El domingo 27 de noviembre amanecimos sin autoridades. Gobernadoras y gobernadores, legisladoras, legisladores, munícipes y muchas otras autoridades del partido gobernante y sus aliados abandonaron a la ciudadanía a su suerte, para acudir a una marcha multitudinaria organizada con todos los recursos y medios del Estado mexicano.
La vieja tradición centralista y el añejo culto al presidente revivieron en un desfile improvisado, orquestado desde Palacio Nacional, para satisfacer el ego presidencial y canalizar el resentimiento generado por la más grande manifestación ciudadana que hemos visto en tiempos recientes.
La marcha del 13 y el desfile del 27 de noviembre muestran a todas luces los contrastes entre una manifestación libre, pacífica y organizada, y un desfile diseñado para rendir tributo a una sola persona, por encima de nuestras instituciones republicanas.
Mediante amenazas, coacciones, incentivos e imposiciones, se logró un acarreo monumental, con cientos de camiones que atravesaron los caminos de México para llevar a las personas a la capital del país. No hubo un amplio movimiento nacional, sino una movilización desde la periferia hacia el centro para revivir el viejo presidencialismo autoritario y meta constitucional del que hablaba Jorge Carpizo.
El presidente López Obrador logró su cometido: congregó en torno de su persona a miles de personas que mostraron una actitud de abierta subordinación. La foto que se ha pretendido que pase a la historia, es un montaje bien pensado para mostrar a un mandatario elevado sobre una plataforma para darle altura, con la vista puesta en el cielo, mientras que brazos y cabezas buscan acercarse a él. Esta es la foto de la ignominia, que muestra a un mandatario que se cree superior y que es capaz de subordinar al pueblo que dice amar, a sus objetivos y proyectos personales.
Todo el aparato de Estado se puso al servicio de Palacio para desplazar personas, desde los rincones más distantes del país; entregar alimentos, algunos en estado de descomposición; amenazar con la cancelación de apoyos y programas sociales; y movilizar a olas humanas indisciplinadas que, en algún momento pudieron poner en riesgo a la institución presidencial.
A pesar del grosero dispendio y del acarreo indiscreto, vimos a un mandatario pronunciar su perorata ante un Zócalo capitalino parcialmente lleno, que gradualmente se fue vaciando.
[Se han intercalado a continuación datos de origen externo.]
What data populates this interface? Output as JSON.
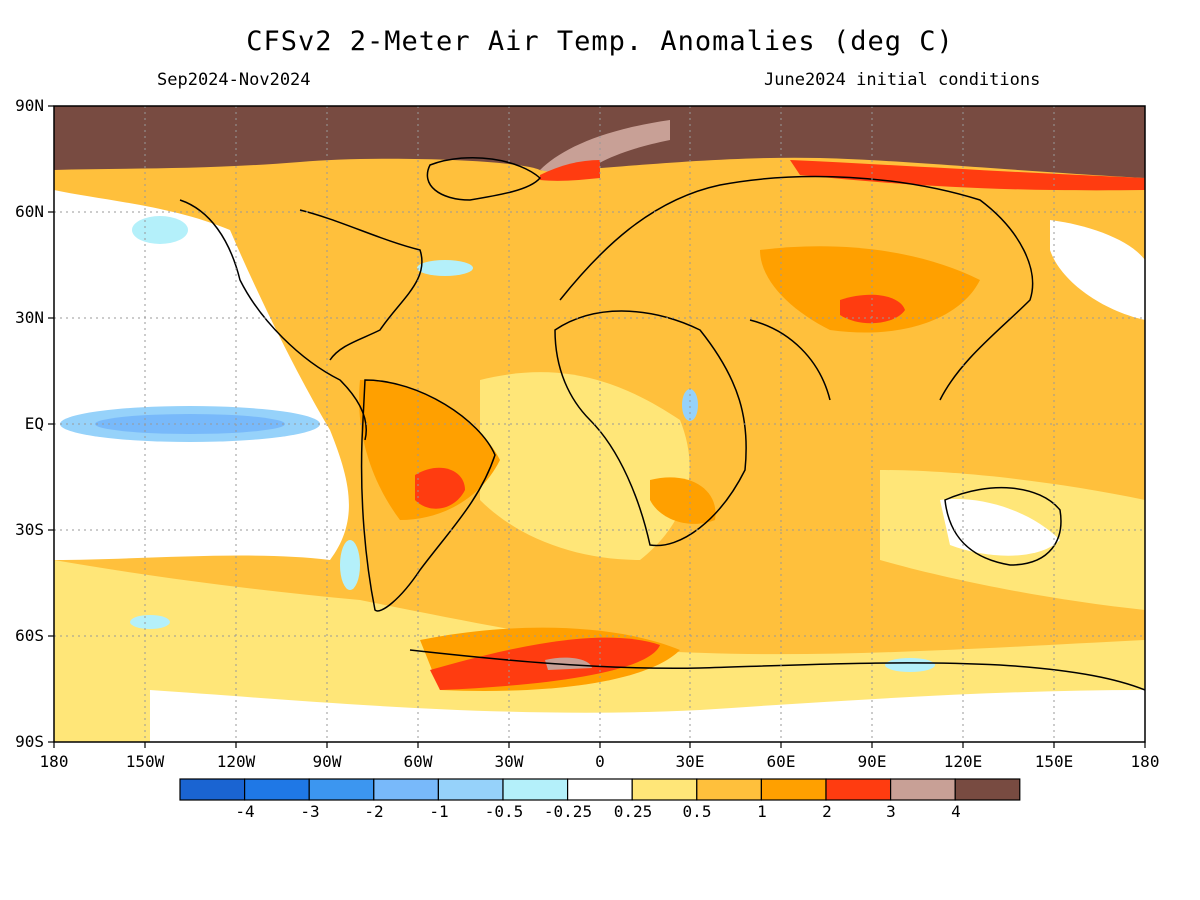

No hubo réplica del evento en los estados de la República, todo fue un espectáculo central, que niega en sus raíces nuestra esencia federalista y que reactiva los mecanismos de promoción personalizada que nuestra Constitución prohíbe expresamente.
El desfile del pasado domingo nos ha dejado un muy mal sabor de boca y un mensaje preocupante: podemos vivir sin las autoridades que hoy nos gobiernan ya que en cualquier momento están dispuestas a abandonarnos a nuestra propia suerte, para abrazar un proyecto que, en lugar de ser de la Nación, y de todas y todos, es de una persona aislada en su Palacio, que día a día se ve diezmada por sus odios, resentimientos y vanidades interminables.